Tamera Anderson-Hanna is a Licensed Mental Health Counselor, Certified Addiction Professional, Certified Rehabilitation Counselor and became a Registered Yoga Teacher while coping with breast cancer in 2015. She owns Wellness, Therapy, & Yoga in Florida where she provides personal wellness services and coaching and she is a public speaker on wellness-related topics. You can connect with her at www.wellnesstherapyyoga.com.
Having been called upon to speak and work with fellow cancer survivors in February, I was keenly aware of some of the reactions to the month - Valentine’s Day, love, intimacy, relationships and the list goes on. It occurred to me when speaking that it was important to point out the importance of self-care and intimacy, especially when it comes to survivorship. I mean, let’s face it, it can be hard to feel intimate when you’re in the process of breast reconstruction or you’re feeling the side effects from chemotherapy or other drugs; but the relationship we have with our self during good and difficult times in life is critical. Generally speaking, if we are not careful to find ways to manage our physical wellbeing, then it can directly impact our mental wellbeing and overall sense of self-esteem and potentially our ability to heal.
So how do we work on intimacy when we are feeling low and possibly like our own body is potentially fighting against us?

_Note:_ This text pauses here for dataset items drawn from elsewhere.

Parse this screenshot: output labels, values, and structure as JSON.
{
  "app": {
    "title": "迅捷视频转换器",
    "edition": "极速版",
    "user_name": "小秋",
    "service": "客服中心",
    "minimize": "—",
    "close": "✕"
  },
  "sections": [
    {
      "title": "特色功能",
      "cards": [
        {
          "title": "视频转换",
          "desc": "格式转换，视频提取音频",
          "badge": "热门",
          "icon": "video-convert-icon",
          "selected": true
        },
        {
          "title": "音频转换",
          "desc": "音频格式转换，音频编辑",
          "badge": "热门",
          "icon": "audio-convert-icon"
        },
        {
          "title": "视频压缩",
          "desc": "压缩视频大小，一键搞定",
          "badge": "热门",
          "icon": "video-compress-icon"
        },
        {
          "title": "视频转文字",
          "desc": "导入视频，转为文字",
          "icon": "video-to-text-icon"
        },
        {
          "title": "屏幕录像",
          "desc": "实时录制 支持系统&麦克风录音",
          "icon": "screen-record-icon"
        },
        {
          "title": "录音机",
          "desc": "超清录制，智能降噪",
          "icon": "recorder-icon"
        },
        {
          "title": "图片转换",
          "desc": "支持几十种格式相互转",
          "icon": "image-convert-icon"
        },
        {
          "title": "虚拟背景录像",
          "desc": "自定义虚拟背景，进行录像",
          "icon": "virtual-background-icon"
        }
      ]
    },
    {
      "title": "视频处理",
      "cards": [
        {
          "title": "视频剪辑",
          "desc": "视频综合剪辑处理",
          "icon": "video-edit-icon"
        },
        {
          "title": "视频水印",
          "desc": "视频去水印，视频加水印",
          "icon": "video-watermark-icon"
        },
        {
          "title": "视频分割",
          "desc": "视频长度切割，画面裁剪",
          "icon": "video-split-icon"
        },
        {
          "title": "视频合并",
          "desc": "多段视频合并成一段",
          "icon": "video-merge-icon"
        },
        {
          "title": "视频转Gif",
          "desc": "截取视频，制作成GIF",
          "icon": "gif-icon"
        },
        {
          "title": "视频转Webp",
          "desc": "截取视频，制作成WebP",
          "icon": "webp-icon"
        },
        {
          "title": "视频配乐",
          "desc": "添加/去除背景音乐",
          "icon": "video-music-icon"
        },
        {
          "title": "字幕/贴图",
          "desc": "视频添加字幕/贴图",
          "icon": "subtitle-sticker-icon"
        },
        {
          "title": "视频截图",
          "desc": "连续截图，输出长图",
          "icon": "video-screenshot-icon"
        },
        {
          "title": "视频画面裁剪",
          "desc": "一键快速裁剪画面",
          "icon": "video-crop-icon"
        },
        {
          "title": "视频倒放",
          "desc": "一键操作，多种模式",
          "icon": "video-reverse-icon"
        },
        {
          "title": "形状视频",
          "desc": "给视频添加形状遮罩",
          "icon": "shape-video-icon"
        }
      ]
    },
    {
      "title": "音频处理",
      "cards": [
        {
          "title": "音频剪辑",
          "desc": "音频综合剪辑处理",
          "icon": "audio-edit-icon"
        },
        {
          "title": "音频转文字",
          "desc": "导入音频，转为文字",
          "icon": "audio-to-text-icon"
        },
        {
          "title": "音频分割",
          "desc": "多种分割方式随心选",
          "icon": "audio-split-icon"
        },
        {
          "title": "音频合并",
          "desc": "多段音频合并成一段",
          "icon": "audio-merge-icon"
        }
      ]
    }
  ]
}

The answer may lie in managing our basic needs and self-care. Until cancer came, how often as adults have we slowed down to take care of ourselves? A good number of survivors say they found one gift from having cancer was learning to go back to a sense of appreciation for some of the most basic things in life. Sitting in a cozy chair, closing one’s eyes and enjoying something as peaceful and soothing as the warm caress of the sun on their face, feeling the warmth of a fire, or slowing down to feel a gentle breeze on their skin as they take time to sit and truly enjoy and connect with the world around them.

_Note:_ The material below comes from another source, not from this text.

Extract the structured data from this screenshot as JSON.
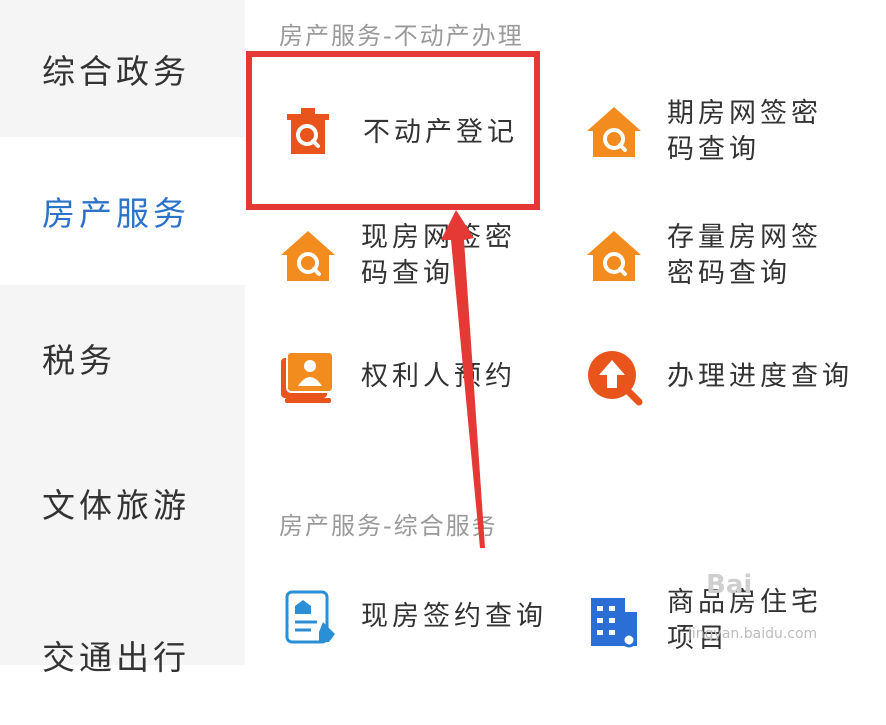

In today’s fast-paced world, it is possible that self-care has taken a back seat due to such adult responsibilities of managing children if we have them, a job, a home and possibly managing the needs of a spouse or elder parent before our own needs. Maybe the first step in connecting with our own body again is taking in the environment around us and noticing how we feel while connecting with nature and ourselves. When was the last time you payed attention to the feeling you got when hearing a bird sing or listening to the sound of waves of the ocean and how we react even deeper when we combine that with the smell of the fresh air or maybe the trees or ocean? While in recovery from cancer and undergoing surgeries, this was the part of me that I had to nurture and realize it is was not selfish to invest in “me time” as part of the healing process. If I couldn’t exercise to feel good or even go for a walk due to fatigue and healing, I realized that I could at least sit and notice the healing rhythm of my breath, find comforting sounds or playlists I could create and immerse myself in pleasant smells to help with the healing process. Priorities shifted from what I could accomplish to simply nurturing myself and investing in basic self-care. This may have included filling my hospital room with comforting and familiar scents and having a favorite set of comfortable or slightly sexy pajamas for overnight hospital stays which were not for anyone other than myself, so I could feel good in what was otherwise an uncomfortable environment.

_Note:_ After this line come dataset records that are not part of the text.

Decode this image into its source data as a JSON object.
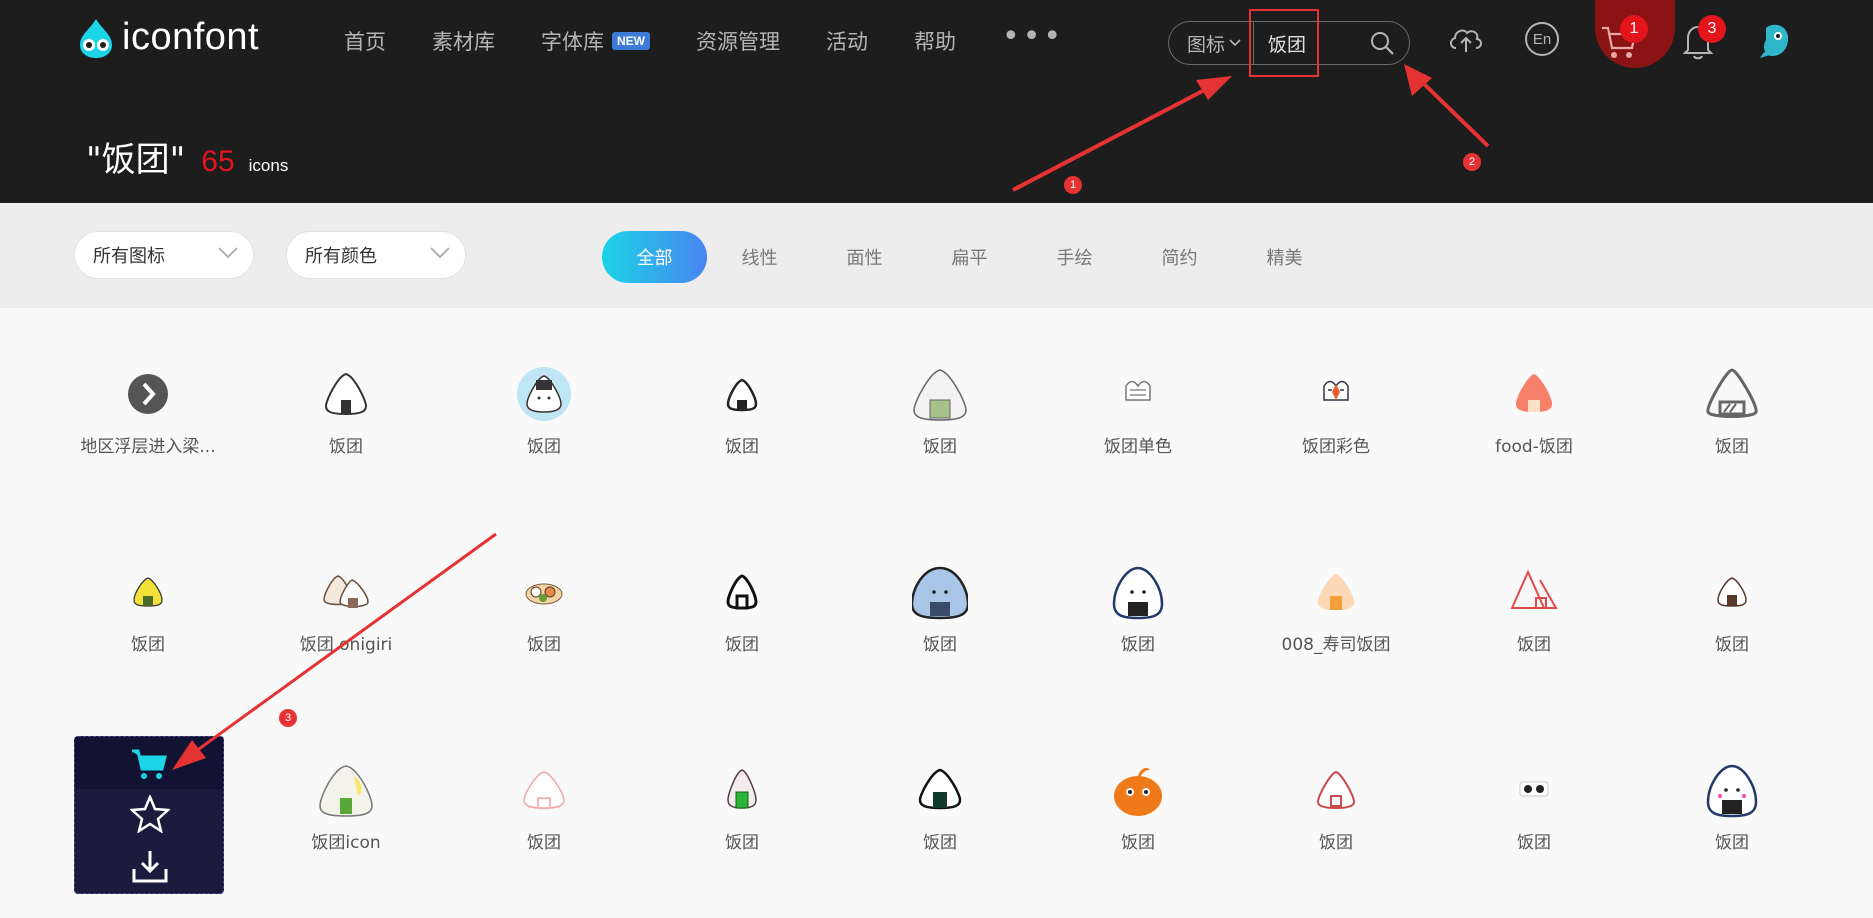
{
  "header": {
    "logo_text": "iconfont",
    "nav": [
      {
        "label": "首页"
      },
      {
        "label": "素材库"
      },
      {
        "label": "字体库",
        "badge": "NEW"
      },
      {
        "label": "资源管理"
      },
      {
        "label": "活动"
      },
      {
        "label": "帮助"
      }
    ],
    "more_label": "•••",
    "search": {
      "type_label": "图标",
      "value": "饭团"
    },
    "lang_label": "En",
    "cart_count": "1",
    "notification_count": "3"
  },
  "result": {
    "query": "\"饭团\"",
    "count": "65",
    "unit": "icons"
  },
  "annotations": [
    "1",
    "2",
    "3"
  ],
  "filters": {
    "type_dropdown": "所有图标",
    "color_dropdown": "所有颜色",
    "tabs": [
      "全部",
      "线性",
      "面性",
      "扁平",
      "手绘",
      "简约",
      "精美"
    ],
    "active_tab": "全部"
  },
  "icons": [
    {
      "label": "地区浮层进入梁..."
    },
    {
      "label": "饭团"
    },
    {
      "label": "饭团"
    },
    {
      "label": "饭团"
    },
    {
      "label": "饭团"
    },
    {
      "label": "饭团单色"
    },
    {
      "label": "饭团彩色"
    },
    {
      "label": "food-饭团"
    },
    {
      "label": "饭团"
    },
    {
      "label": "饭团"
    },
    {
      "label": "饭团 onigiri"
    },
    {
      "label": "饭团"
    },
    {
      "label": "饭团"
    },
    {
      "label": "饭团"
    },
    {
      "label": "饭团"
    },
    {
      "label": "008_寿司饭团"
    },
    {
      "label": "饭团"
    },
    {
      "label": "饭团"
    },
    {
      "label": ""
    },
    {
      "label": "饭团icon"
    },
    {
      "label": "饭团"
    },
    {
      "label": "饭团"
    },
    {
      "label": "饭团"
    },
    {
      "label": "饭团"
    },
    {
      "label": "饭团"
    },
    {
      "label": "饭团"
    },
    {
      "label": "饭团"
    }
  ],
  "colors": {
    "header_bg": "#1d1d1d",
    "accent_red": "#e3141c",
    "tab_gradient_start": "#1bd4e6",
    "tab_gradient_end": "#4a84f2",
    "hover_card_bg": "#1b1b3d",
    "hover_cart_icon": "#1bd4e6"
  }
}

With the help of imagery, anyone can imagine a peaceful place you have been to or wish to visit. As you learn to find comfort in your body and connecting peacefully with your environment you can then learn to focus on thoughts you have about your body. Learn to get comfortable saying, “I am loved, I am worthy, I am attractive, I am valuable” with some seriousness. These affirmations are no different than before you may have lost your hair, underwent a surgery or lost a breast or other body part.
I suggest intimacy should be celebrated not just in February, but the entire year – and it begins with ourselves. Practice writing down positive things you can tell yourself about your body and reciting these or look at them at least once a day until you convince yourself they are true. Are you being as kind to your own body and life as you would be if you were giving the same feedback or care to a loved one? If not then it is time to start making yourself as valuable as the way you treat others. Be loving with yourself, nurturing, and feel good about the wonderful unique person you are and your ability to connect with the world and your own body especially in times of healing.